When she was down to 1mg. a day, I was transferred to a different town to work. She at that time figured she was O.K. and didn't need anymore medication. The whole time we were in this town, all I wanted to was to run away. But I could not and would not leave my two children with this "sick" woman.

She did not like where we were now living. The company I worked for did this "on purpose to her". They wanted to make her life miserable. They didn't care about her. Not only that, but she thought I did it on purpose too. She didn't like the people, she didn't like the church's, she didn't like the shopping, there was nothing she liked about it. And to top it all off, I had at least one girlfriend in every town for fifty miles around,(I had a large area to cover). Some days, she said, I would just get up and go to my girlfriend's place instead of work and would spend the whole day there. It soon got to the point where my children started to believe all that she said.

Thankfully, I do work for a company which is compassionate. After explaining my situation to the right people in management, I was able to obtain a transfer back to where we came from. Here I was hoping to get proper medical treatment for my wife. I was eventually able to, but it took another two years of living in hell to do it. The only reason she went with me to see a doctor was because I had started divorce proceedings.

She is now taking 10mg. of Olanzipine a day and is doing much better, including going back to work.

What advice can I give? Not much I'm afraid. Love your wife with all you have. Try everything, no matter how small of a chance of success, to get her the help she needs.

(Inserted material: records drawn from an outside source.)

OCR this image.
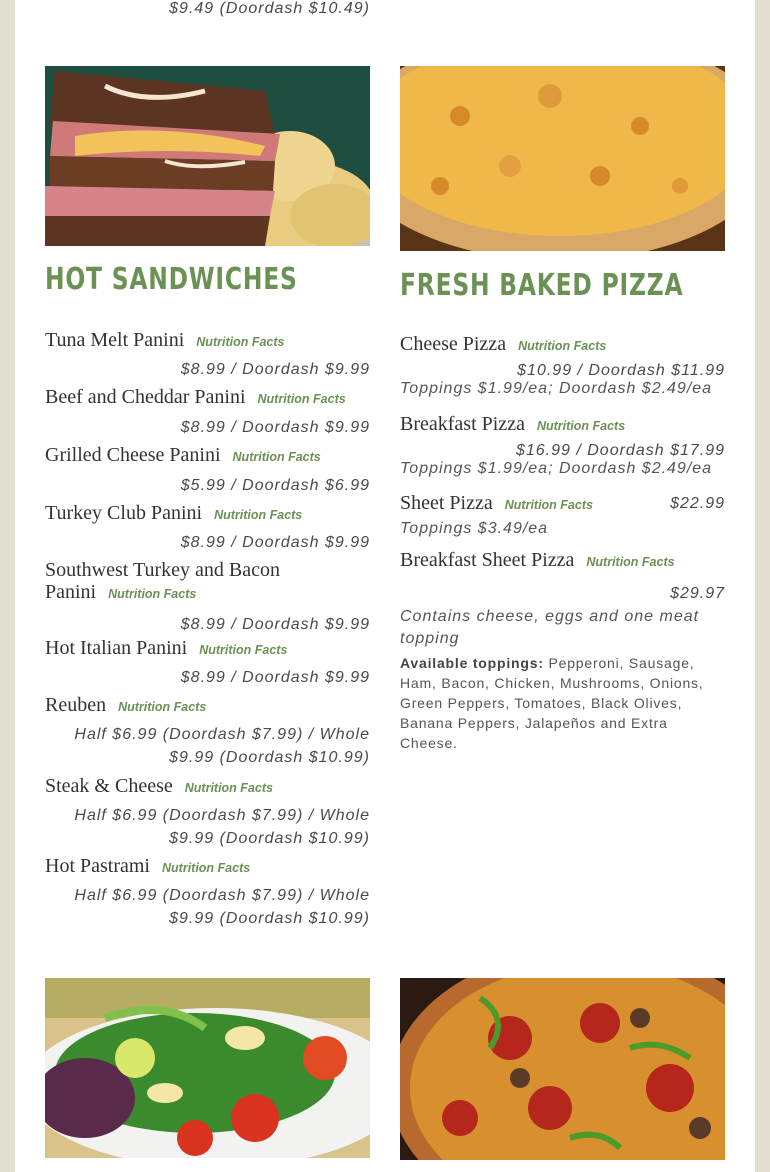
$9.49 (Doordash $10.49)
HOT SANDWICHES	FRESH BAKED PIZZA
Tuna Melt Panini Nutrition Facts
$8.99 / Doordash $9.99
Beef and Cheddar Panini Nutrition Facts
$8.99 / Doordash $9.99
Grilled Cheese Panini Nutrition Facts
$5.99 / Doordash $6.99
Turkey Club Panini Nutrition Facts
$8.99 / Doordash $9.99
Southwest Turkey and Bacon Panini Nutrition Facts
$8.99 / Doordash $9.99
Hot Italian Panini Nutrition Facts
$8.99 / Doordash $9.99
Reuben Nutrition Facts
Half $6.99 (Doordash $7.99) / Whole $9.99 (Doordash $10.99)
Steak & Cheese Nutrition Facts
Half $6.99 (Doordash $7.99) / Whole $9.99 (Doordash $10.99)
Hot Pastrami Nutrition Facts
Half $6.99 (Doordash $7.99) / Whole $9.99 (Doordash $10.99)
Cheese Pizza Nutrition Facts
$10.99 / Doordash $11.99
Toppings $1.99/ea; Doordash $2.49/ea
Breakfast Pizza Nutrition Facts
$16.99 / Doordash $17.99
Toppings $1.99/ea; Doordash $2.49/ea
Sheet Pizza Nutrition Facts	$22.99
Toppings $3.49/ea
Breakfast Sheet Pizza Nutrition Facts
$29.97
Contains cheese, eggs and one meat topping
Available toppings: Pepperoni, Sausage, Ham, Bacon, Chicken, Mushrooms, Onions, Green Peppers, Tomatoes, Black Olives, Banana Peppers, Jalapeños and Extra Cheese.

I tried everything from being overly loving, to having her arrested under a "Mental Health Warrant". When I applied for a divorce, I could honestly say to my self, "I have tried everything, every idea, every avenue, every suggestion that came my way, and I can do no more nor take no more". If you can look in the mirror in the morning and say that, then there is nothing left to do.

One thing that I didn't do was tell my children soon enough what was happening with mom. I was, frankly, afraid to. When I finally did, it made it a little easier to deal with them because they now knew that mom had a problem and dad was doing his best.

Life with a schizophrenic wife will never be easy. It will not be like other couples that you know. But with Love, Patience, Caring, and proper medical help, life will go on in a reasonable fashion. Good luck to all of you.